Emmanuel Arnaud est né en 1979, il a fréquenté les grandes écoles. Il vit à Paris et a publié des ouvrages pour la jeunesse. Le Théorème de Kropst est son premier roman. 

Je remercie Babelio et les édtions Métailié pour la découverte de ce jeune auteur. 

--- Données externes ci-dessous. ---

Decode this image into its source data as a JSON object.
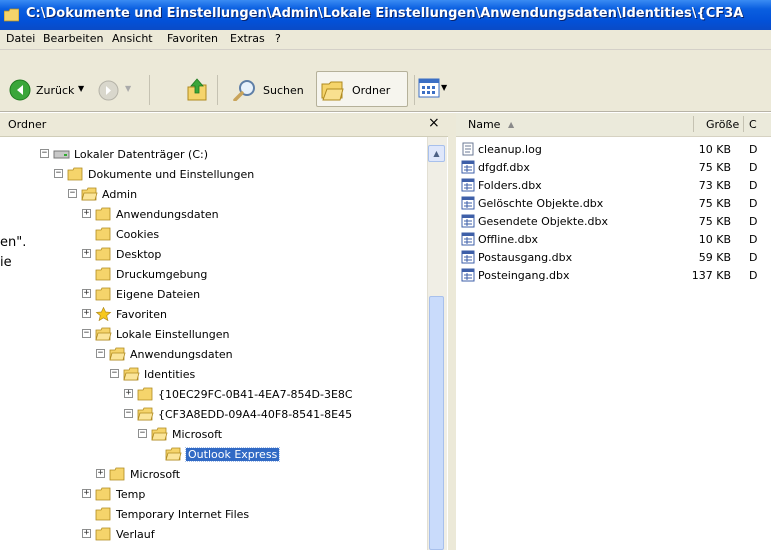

ARNAUD Emmanuel, Le théorème de Kropst, ed. Métailié, janvier 2012, 144p. 

jeudi 1 mars 2012

Der Besuch der alten Dame (La visite de la vieille dame) de Friedrich Dürrenmatt

Quand Claire Zachanassian revient à Güllen, son village natal, tous les habitants se préparent à l'accueillir. Il faut dire que depuis son départ, 45 ans plus tôt, Claire est devenue la veuve d'un milliardaire et les Güllener voit dans la visite de cet "enfant du pays" l'opportunité de remplir les caisses de la ville, désespérément vides. Leurs espoirs sont cependant très vite contrariés par la proposition de Claire Zachanassian: cette dernière promet de donner 1 milliard à la ville si quelqu'un assassine Ill, son petit-ami de l'époque, aujourd'hui épicier du village. 

Der Besuch der alten Dame est une pièce de théâtre en trois actes, écrite en 1955 et jouée pour la première fois en 1956. Cette pièce s'inscrit très bien dans l'oeuvre de l'auteur suisse-allemand Dürrenmatt qui utilise ici une intrigue absurde pour faire passer un message très cynique et pessimiste sur notre société. Dürrenmatt nous fait découvrir les réactions des Güllener, du maire au pasteur, suite à la proposition totalement immorale de Claire Zachanassian. On retrouve également le thème de la Justice, si cher à l'auteur. 

J'ai pris beaucoup de plaisir à retrouver Dürrenmatt. Cependant, Der Besuch der alten Dame ne deviendra probablement pas mon oeuvre préférée de cet auteur, que j'affectionne plutôt dans le registre du polar. Vous le savez peut-être, mais moi et l'absurde, ça fait généralement deux et j'ai trouvé ici les personnages très caricaturaux: par exemple, Claire est rafistolée avec des prothèses et entourée d'eunuques et d'une panthère. En comparaison, ce côté absurde m'avait moins gênée dans Die Physiker qui se passait dans un asile de fous, un contexte plus propice pour que mon cerveau cartésien lâche un peu du leste. Ceci mis à part, j'ai aimé découvrir les vues de Dürrenmatt sur notre société vénale et égoïste, où l'argent passe avant l'amitié.

Une tragi-comédie avec un texte original et une belle réflexion, dans une pièce à l'apparence simple et absurde. Le décalage entre cette morale très sombre et pessimiste et ce décors fleuri et exubérant est plutôt déroutant et surprenant. Cette lecture m'a en tous cas donné très envie de découvrir une adaptation de cette pièce aux thèmes finalement transposables à tous les contextes. 

Quelqu'un a-t-il d'ailleurs vu l'adaptation La Rancune (1964) avec Ingrid Bergman ou une autre adaptation?

Reisenden, die ihren Weg über di Strecke Kalberstadt-Kaffigen nehmen, wird hiermit dringend empfohlen, in Güllen nicht auszusteigen. Das Güllener Wirtschaftswunder mit seinem kulturellen Aufschwung und seinem ganzen Wohlstand beruht auf einem Mord, verübt von den Einwohnern des freundlichen Städtchens an ihrem 65jährigen Mitbürger Alfred Ill, welcher nicht besser und nicht schlechter war als sie. Er hatte nur das Pech, vierzig Jahre zuvor an eine junge Güllnerin namens Kläri Wäscher zu geraten, die nachmals, von ihm geschwängert und sitzen-gelassen, in die Welt hinausging und dort zur Multimillionärin Claire Zachanassian wurde. Als solche erscheint sie jetzt wieder in Güllen und wünscht, dass Alfred Ill getötet werde...

Une fois encore, n'hésitez pas à lire cet auteur aux styles si variés. 

DÜRRENMATT Friedrich, Der Besuch der alten Dame, ed. Diogenes Verlag, 1989, 152p., écrite en 1955. 
DÜRRENMATT Friedrich, La visite de la vieille dame, ed. Livre de Poche, 1988, 159p.